By Teresa Watanabe, Times Staff Writer
The nation's first Army officer to refuse deployment to Iraq urged the public in a statement Wednesday to "stop the war so that the death and sacrifices of American soldiers will not be in vain" after a major legal setback in his court-martial proceedings.
First Lt. Ehren Watada, who is based at Ft. Lewis near Seattle, faces six years in prison for failing to deploy to Iraq last year with his Stryker brigade and for criticizing President Bush and the war in statements to the media and at a peace convention.

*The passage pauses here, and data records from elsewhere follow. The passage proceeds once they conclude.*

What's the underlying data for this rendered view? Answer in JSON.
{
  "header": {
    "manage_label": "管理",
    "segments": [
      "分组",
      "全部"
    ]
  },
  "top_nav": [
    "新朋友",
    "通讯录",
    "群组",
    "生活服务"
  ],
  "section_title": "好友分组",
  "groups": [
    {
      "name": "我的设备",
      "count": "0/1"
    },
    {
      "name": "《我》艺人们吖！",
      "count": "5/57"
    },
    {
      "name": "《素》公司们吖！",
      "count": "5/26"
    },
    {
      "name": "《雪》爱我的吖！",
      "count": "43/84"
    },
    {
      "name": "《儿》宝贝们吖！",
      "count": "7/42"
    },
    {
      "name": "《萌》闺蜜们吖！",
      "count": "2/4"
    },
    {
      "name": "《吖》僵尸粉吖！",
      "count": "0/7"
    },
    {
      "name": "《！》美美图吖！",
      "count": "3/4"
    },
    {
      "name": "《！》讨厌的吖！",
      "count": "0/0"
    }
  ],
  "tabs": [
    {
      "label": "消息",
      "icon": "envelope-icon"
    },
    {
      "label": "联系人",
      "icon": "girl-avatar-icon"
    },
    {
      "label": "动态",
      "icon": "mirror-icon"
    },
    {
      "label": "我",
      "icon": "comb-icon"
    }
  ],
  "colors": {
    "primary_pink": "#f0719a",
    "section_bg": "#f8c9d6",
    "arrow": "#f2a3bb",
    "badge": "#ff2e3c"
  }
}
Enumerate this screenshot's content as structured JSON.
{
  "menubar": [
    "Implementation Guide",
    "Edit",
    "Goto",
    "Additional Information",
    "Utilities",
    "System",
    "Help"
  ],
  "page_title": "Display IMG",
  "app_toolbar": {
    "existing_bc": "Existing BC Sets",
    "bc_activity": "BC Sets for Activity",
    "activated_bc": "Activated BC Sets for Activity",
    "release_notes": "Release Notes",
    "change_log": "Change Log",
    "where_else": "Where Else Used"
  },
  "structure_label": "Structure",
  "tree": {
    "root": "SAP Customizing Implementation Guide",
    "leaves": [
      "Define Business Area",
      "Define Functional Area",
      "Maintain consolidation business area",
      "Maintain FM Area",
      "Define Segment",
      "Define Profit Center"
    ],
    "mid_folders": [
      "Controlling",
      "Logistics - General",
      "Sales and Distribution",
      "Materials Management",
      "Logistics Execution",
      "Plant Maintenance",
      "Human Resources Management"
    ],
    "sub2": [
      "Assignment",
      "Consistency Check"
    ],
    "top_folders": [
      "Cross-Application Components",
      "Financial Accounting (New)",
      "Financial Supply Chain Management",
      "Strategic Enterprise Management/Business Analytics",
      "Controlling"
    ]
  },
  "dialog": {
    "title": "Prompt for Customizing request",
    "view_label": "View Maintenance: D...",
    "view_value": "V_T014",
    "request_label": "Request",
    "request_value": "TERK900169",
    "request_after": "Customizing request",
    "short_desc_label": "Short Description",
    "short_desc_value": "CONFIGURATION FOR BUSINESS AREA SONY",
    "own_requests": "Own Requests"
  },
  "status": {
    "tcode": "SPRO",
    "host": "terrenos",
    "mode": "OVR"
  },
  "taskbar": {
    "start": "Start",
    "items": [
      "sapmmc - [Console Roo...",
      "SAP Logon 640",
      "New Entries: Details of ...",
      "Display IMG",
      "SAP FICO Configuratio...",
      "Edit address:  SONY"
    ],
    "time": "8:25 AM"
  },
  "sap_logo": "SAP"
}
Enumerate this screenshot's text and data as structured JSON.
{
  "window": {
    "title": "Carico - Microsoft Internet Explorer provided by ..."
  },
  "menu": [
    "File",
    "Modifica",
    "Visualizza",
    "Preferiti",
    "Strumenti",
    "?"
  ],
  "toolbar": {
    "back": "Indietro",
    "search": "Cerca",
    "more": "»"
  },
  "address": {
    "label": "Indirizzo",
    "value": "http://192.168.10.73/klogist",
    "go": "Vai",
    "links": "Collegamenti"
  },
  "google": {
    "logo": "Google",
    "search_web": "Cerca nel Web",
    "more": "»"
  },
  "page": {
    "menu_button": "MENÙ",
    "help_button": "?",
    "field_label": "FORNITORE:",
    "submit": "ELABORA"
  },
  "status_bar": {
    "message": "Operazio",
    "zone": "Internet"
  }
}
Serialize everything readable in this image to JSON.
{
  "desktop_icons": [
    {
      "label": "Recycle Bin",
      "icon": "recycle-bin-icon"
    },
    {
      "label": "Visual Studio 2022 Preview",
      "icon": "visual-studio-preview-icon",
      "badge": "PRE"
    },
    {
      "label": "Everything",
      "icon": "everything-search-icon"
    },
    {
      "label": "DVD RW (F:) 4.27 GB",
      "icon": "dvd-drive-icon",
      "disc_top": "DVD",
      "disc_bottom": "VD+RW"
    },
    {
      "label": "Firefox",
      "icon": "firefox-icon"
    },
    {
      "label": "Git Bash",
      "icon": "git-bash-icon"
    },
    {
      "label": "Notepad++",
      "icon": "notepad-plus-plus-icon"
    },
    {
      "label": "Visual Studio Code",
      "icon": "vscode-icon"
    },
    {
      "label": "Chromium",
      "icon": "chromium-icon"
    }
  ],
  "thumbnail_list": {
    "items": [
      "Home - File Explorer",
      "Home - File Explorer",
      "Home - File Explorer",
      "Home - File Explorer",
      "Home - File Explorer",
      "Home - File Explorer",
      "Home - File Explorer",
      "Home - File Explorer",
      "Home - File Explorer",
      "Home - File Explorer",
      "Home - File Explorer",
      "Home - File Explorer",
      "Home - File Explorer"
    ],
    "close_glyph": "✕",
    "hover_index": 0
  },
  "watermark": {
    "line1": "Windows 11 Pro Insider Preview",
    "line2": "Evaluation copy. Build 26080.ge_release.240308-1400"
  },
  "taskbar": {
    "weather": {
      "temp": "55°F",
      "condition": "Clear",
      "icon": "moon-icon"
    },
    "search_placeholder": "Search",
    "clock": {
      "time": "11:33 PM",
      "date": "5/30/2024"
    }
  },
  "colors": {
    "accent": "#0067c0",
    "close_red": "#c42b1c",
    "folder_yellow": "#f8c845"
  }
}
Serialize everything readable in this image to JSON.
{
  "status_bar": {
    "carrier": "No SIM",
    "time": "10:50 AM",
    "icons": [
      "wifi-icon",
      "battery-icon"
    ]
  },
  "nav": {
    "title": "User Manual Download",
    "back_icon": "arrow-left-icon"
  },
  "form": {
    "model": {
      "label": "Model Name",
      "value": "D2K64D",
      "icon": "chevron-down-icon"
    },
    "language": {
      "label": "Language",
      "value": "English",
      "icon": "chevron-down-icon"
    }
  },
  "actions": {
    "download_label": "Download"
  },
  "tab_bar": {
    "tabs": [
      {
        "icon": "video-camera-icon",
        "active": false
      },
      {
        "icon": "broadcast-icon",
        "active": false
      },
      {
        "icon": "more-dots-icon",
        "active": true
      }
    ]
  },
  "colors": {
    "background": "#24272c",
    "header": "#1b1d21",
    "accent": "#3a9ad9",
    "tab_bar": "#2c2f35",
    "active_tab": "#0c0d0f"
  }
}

On Tuesday...Lt. Col. John M. Head, the military judge in the case, rejected Watada's request to debate the legality of the war at his court-martial next month....Head ruled that the war's legality was a political question irrelevant to the charges at hand.
Seitz had argued that the 1st Amendment protected Watada's remarks. But Head disagreed in his written decision, saying that courts have ruled that soldiers do not enjoy the same degree of free-speech protections as civilians.